The rapid rise in bitcoin’s price of late would feel huge for a traditional asset, such as a stock or bond, but isn’t really anything to write home about in Cryptoland, says Stephane Ouellete, founder and CEO of FRNT Financial.
“You’ve seen some speculation come in on the announcement of bitcoin ETFs, but all the metrics we look at to gauge where we’re at in the market cycle tell us that we’re so far away from the FOMO market where everyone and their dog is talking about crypto,” he says.
Measures such as Google Trends searches for bitcoin and cryptocurrency, financing for crypto companies and investor trading volumes are all relatively muted, he says. In other words, if the crypto market is going to enter into another bull trading cycle, we’re in the very early days of it.

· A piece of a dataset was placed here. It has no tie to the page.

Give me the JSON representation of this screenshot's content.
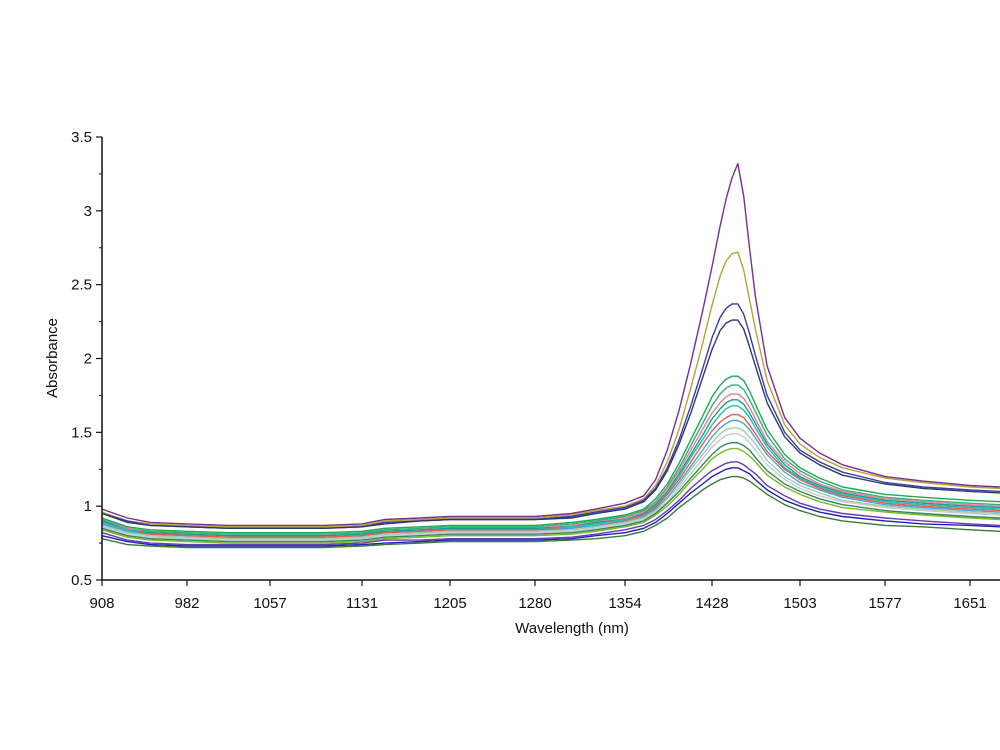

That doesn’t necessarily mean it’s time to pile in, though. Bitcoin experts aren’t buying because of an ETF rollout. Rather, they believe in bitcoin’s long-term potential as a store of value and as an alternative payment system in developing countries. They believe in a future where blockchain technology develops into a bigger part of the U.S. economic ecosystem.
That may never come to pass. And even if you believe in a long-term thesis, remember — cryptocurrencies don’t trade based on underlying fundamentals the way that stocks do. That means prices move purely based on investor activity.
“It’s all still speculation. That hasn’t changed,” says Vendig.
If you’re thinking about adding crypto to your portfolio, ask yourself what role it can play in getting you to your personal financial goals, he says.
“If an investor can answer that appropriately, then you can actually figure out the sizing you should have,” he says. “Do you want to dip your toe into this asset class? Or is that asset class not even rational for you as an investor?”
If you invest in crypto, Vendig recommends keeping things small. “I’d say 1% on the more conservative side, and no more than 5% of your total portfolio if you’re a growth-focused investor.”